To return to the subject of lions. While the male lion’s mane incites our admiration, it is actually the lionesses in a pride that bring in food and ensure survival of their species. Although easy comparisons between the natural and social worlds are dangerous, it is perhaps ironic that even among lions, men get all the credit.
Indeed, even within the African feminist movement we are not always duly in awe of the company we keep. Amongst us are women who directly challenged President Charles Taylor and rebel leaders in Liberia to agree to peace talks and to follow them through, women who pushed for the African Union to develop its Protocol on the Rights of Women in Africa and to retain progressive and precedent setting language around reproductive rights, women whose robust critique of religious fundamentalisms has helped challenge the introduction of homophobic legislation in Uganda and Nigeria, women who led the call for fair treatment of the alleged victim in the rape trial of then South African Deputy President Jacob Zuma, women who have risked their lives to document abuses by rebels in the Democratic Republic of Congo, women who campaign against slavery in Mauritania, and women who founded regional grantmaking institutions that direct resources to African women’s rights. As the lionesses tales are told, we will begin to complement the global ‘roll call’ of notable African men with names of women such as Leymah Gbowee, Katana Gégé Bukuru, Ayesha Imam, Aminetou Mint El Moctar, Pregs Govender, Sylvia Tamale, Fikile Vilakazi, Prudence Mabele, Bisi Adeleye-Fayemi, Hope Chigudu, Kaari Murungi, Hilda Tadria, Mary Wandia, Faiza Mohammed, Muthoni Wanyeki , Coumba Toure and Iheoma Obibi. And indeed the list goes on.

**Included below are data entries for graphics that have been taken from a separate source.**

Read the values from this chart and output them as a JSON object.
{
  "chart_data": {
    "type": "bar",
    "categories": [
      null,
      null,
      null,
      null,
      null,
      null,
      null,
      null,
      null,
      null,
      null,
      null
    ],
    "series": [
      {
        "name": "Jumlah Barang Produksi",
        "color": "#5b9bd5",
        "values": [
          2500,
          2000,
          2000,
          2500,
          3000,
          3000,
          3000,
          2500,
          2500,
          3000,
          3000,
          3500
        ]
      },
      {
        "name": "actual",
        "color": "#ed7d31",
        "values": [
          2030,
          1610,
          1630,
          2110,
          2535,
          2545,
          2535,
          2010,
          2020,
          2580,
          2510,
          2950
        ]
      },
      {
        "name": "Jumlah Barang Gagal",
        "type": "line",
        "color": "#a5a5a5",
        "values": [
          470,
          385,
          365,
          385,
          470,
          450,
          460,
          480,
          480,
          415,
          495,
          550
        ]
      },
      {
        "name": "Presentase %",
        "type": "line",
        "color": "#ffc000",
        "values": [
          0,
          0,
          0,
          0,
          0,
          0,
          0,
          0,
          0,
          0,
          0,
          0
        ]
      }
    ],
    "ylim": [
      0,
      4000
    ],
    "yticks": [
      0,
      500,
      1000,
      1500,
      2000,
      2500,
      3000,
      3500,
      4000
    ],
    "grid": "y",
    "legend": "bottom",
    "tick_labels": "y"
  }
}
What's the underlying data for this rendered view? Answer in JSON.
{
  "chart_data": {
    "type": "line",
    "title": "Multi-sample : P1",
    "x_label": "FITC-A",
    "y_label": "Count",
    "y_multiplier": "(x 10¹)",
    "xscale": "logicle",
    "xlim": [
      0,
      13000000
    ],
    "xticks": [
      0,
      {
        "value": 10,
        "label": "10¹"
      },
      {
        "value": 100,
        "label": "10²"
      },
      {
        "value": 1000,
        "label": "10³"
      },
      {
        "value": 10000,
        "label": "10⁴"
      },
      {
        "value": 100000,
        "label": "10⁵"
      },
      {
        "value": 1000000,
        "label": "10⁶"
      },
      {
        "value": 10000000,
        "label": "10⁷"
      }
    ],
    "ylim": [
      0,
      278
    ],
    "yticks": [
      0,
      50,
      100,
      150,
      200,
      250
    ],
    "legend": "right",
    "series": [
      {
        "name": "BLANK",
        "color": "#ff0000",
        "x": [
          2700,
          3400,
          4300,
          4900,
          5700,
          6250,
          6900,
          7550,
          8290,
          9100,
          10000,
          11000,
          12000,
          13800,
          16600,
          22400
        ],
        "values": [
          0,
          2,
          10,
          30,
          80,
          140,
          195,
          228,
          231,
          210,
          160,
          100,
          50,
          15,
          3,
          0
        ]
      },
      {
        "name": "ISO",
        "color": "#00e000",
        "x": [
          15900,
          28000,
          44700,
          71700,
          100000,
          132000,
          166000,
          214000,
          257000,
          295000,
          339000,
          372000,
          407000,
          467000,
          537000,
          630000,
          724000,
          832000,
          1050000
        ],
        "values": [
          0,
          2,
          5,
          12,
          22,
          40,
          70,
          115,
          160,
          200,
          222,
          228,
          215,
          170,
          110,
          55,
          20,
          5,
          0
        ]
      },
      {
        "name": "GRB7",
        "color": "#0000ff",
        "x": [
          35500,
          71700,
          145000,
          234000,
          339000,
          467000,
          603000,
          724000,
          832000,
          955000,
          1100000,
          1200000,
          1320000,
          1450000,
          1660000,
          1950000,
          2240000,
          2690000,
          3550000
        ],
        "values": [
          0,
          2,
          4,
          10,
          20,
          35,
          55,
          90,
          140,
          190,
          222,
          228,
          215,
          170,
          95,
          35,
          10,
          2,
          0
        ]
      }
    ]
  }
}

In October 2010 the Ibrahim Index on African governance released its annual figures. The statistics show some improvements in development indicators alongside notable steps backwards in many states around the rule of law and respect for human rights. While democracy from ‘above’ may be stalled or in some cases receding in African states, democracy from ‘below’ is certainly flourishing and expanding through the efforts of spaces such as the African Feminist Forum. What the latter calls for is not just a democracy of the ballot box, but a democracy of the heart; a genuine willingness to make space for everyone’s participation in society.
The goal of transforming patriarchal power relations, ending violence against women, and constructing egalitarian societies may well sound utopian. However in a region marked as much by disparities and political violence as by visionary change, these transformative goals become very much a strategic necessity. Indeed, in the words of one ‘lioness’, Tanzanian feminist activist and publisher Demere Kitunga, “in this era of ‘no alternatives’, feminist ideology and politics [may be] the only viable alternative paradigm”. And indeed, she might be right.
This is the first in a series of articles reflecting on African feminist thought and activism, the impact of religious fundamentalisms, and the role of the African Feminist Forum.